School House, Woodchurch
School House, formerly used as one of the village poorhouses.

It’s no fun being poor, and certainly not if you lived a few hundred years ago.  If you fell ill and could no longer support yourself, there were very few legal ways of getting yourself back on your feet again. There was no aid from central government; support had to come from your own parish, the place where you lived, the place where you had your ‘settlement’.  And if you fell on hard times away from your home, you were summarily taken back to your own home and forced to ask for help there.

Nor was it a case of money or fuel being given confidentially.  Everybody in Woodchurch would have known that you were receiving support.  After all, the men living next door to you were probably the ones who were being taxed so that the overseers of the poor could pay you what you needed.  They would have thought it only just that they knew who was receiving their money and, in fact, would have read through the accounts at the end of every six months to make sure their money was not being wasted on luxuries, or being paid to someone whom they thought was just lazy.

However, even this was not deemed shameful enough for those who needed help.  In 1697, in order to deter all but those in real need, a law was passed requiring people seeking poor relief to wear a mark of shame.  A badge of blue or red cloth with the initial letter of their village marked upon it, followed by the letter ‘P’.  So, the poor in Woodchurch had to wear a cloth badge with the letters ‘WP’ on their right shoulder.  And not just the adults seeking help, all their children had to have a badge too.  Reminiscent of the Star of David badge forced on Jews in 1938. 

An example of a pauper’s badge from the parish of Fletching, East Sussex c1815–16, SPK/P/14
An example of a pauper’s badge from the parish of Fletching, East Sussex c1815–16, SPK/P/14

We know it happened in Woodchurch as when I was transcribing the village’s poor law records for 1697–1699, I came across the following entries:

‘20 October 1698:  Item paid for making 18 letters for to mark the poore’ and ‘17 Dec 1698: Item paid for to half yards of red and blew cloth to marke the poor 2 shillings’.  Goodwife Pell was set the task of sewing the letters. 

Interesting that they needed eighteen letters: if they each had to wear two letters, that is only enough for nine people, so perhaps the poor that were already being kept and provided for by various householders in Woodchurch were not required to wear them, perhaps only those who were given actual money were required to wear them.
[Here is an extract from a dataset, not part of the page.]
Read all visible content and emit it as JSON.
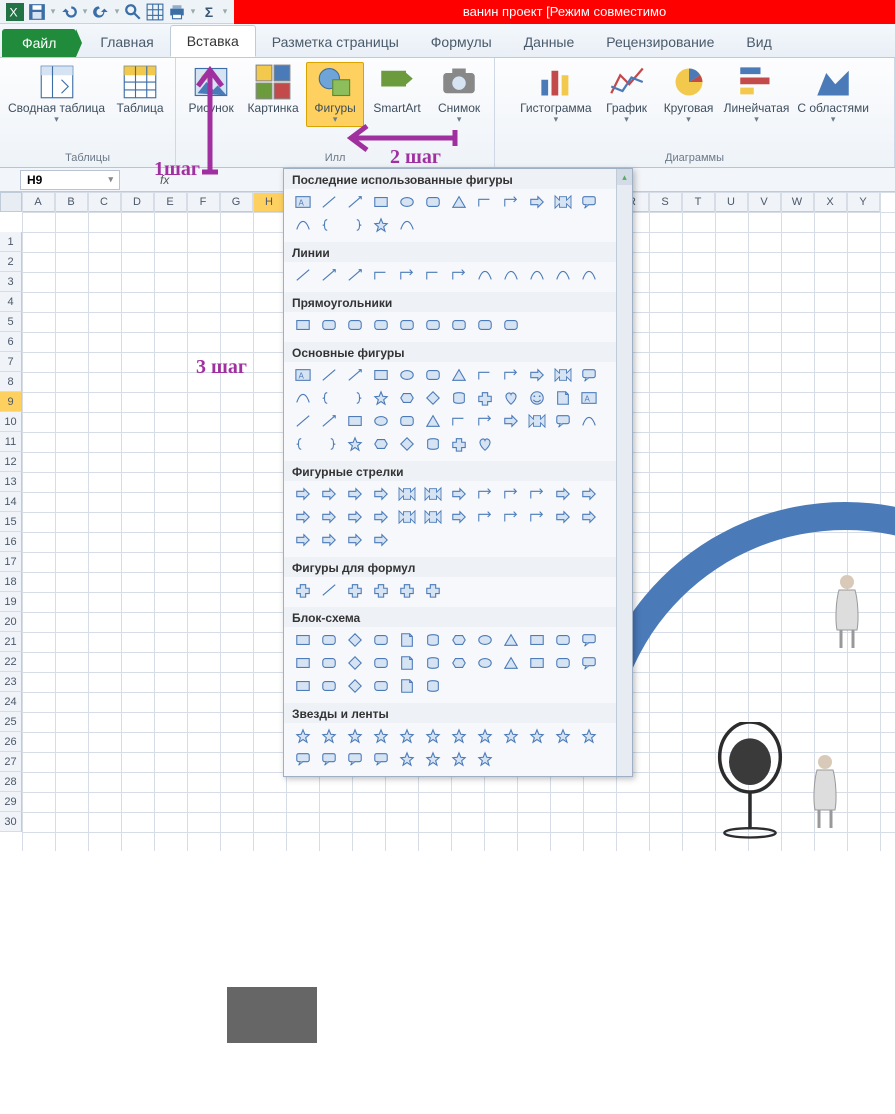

We do not know. Though we do know that if any parish officer dispensed money without insisting the badge be worn, they were liable to a fine of twenty shillings, so no wonder they paid Goody Pell to make them.  How long this lasted in the village is uncertain.  There do not seem to be any references to their being made or worn in the eighteenth-century records, but badge-wearing was only officially stopped in 1810, though it seems that by then it had fallen into disuse throughout England.